Между посетителями – подменить маму в бакалее, неохотно: он предпочитал кафе, а может, и ничего не предпочитал, кроме своего огорода и сараев, которые мог строить, как ему вздумается. Запах цветущей бирючины в конце весны, звонкий собачий лай в ноябре, если слышно шум поездов – значит, холодает… Да, наверное, это и имеют в виду те, кто во главе, кто всем заправляет, кто пишет статьи в газетах, говоря: «Эти люди всё равно счастливы».
По воскресеньям – помыться, сходить на мессу, поиграть в домино или прокатиться после обеда на машине. В понедельник – вынести мусор, в среду – коммивояжер с алкоголем, в четверг – с продуктами, и т. д. Летом они закрывали лавку на один день и ехали в гости к друзьям, семье железнодорожника, и еще на день, когда отправлялись в паломничество в Лизьё. Утром – кармелитский монастырь, диорама, базилика, ресторан. Днем – Бюисонне, Трувиль и Довиль. Он мочил ноги, закатав штанины, а мама – чуть подобрав юбку. Потом они перестали так делать, потому что это вышло из моды.

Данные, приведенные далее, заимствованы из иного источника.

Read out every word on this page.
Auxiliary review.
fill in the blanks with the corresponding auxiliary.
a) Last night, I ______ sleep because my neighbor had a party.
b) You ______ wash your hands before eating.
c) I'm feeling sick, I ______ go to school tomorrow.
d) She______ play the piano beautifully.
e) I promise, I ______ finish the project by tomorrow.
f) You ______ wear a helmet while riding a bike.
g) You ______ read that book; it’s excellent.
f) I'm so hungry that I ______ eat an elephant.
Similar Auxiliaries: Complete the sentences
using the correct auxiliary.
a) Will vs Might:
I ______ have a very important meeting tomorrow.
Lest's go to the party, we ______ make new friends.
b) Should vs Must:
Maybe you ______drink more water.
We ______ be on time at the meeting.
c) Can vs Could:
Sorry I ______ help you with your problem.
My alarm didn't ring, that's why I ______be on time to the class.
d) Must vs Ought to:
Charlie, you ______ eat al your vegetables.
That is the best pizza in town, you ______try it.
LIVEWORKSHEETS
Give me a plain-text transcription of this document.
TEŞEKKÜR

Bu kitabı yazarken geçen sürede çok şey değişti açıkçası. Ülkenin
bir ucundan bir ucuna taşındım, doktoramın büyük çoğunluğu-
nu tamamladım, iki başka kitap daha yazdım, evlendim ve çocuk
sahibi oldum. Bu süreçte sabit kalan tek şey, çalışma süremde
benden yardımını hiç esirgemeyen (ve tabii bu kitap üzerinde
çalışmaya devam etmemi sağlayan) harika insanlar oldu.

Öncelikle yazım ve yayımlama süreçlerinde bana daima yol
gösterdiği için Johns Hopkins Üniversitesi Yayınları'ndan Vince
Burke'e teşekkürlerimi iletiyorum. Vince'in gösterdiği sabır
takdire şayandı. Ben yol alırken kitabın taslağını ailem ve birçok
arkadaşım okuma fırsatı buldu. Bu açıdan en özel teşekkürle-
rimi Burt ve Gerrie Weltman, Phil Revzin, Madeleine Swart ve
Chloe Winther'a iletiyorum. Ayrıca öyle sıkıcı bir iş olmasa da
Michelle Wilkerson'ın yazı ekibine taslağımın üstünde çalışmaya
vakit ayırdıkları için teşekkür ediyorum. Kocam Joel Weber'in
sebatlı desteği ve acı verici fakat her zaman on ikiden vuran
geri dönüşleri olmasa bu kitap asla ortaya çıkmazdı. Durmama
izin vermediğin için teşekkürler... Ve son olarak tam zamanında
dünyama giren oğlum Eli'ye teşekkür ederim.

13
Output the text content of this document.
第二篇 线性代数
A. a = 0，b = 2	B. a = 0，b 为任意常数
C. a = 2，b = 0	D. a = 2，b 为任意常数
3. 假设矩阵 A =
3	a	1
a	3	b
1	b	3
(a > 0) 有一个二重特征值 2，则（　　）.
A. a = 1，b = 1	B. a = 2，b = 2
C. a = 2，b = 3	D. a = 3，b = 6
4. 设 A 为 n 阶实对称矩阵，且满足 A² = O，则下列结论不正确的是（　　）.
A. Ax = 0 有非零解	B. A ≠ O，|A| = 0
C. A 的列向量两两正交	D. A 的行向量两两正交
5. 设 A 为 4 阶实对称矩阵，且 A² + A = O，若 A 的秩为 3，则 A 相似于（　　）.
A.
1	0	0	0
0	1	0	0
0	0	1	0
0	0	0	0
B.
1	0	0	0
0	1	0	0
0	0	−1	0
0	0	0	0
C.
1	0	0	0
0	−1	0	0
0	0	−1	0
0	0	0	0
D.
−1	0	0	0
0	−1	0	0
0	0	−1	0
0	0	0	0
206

Каждое воскресенье – лакомиться чем-нибудь вкусным.
Отныне его жизнь будет такой всегда. Но он уверен: нельзя быть счастливее, чем ты уже есть.
В то воскресенье он поспал днем. Вот он проходит мимо чердачного окна. В руке у него книга, он собирается положить ее обратно в коробку, которую оставил у нас на хранение морской офицер. Увидев во дворе меня, усмехается. Это непристойная книга.
Моя фотография: я на улице, одна, справа от меня – сараи в ряд, старые вплотную к новым. Наверняка понятия о красоте у меня еще довольно расплывчатые. Но я уже знаю, как встать, чтобы хорошо выглядеть на фото: повернуться в три четверти, пряча бедра, обтянутые узкой юбкой, выпятить грудь, выпустить на лоб прядь волос. Я мило улыбаюсь. Мне шестнадцать. На земле папина тень: это он меня фотографирует.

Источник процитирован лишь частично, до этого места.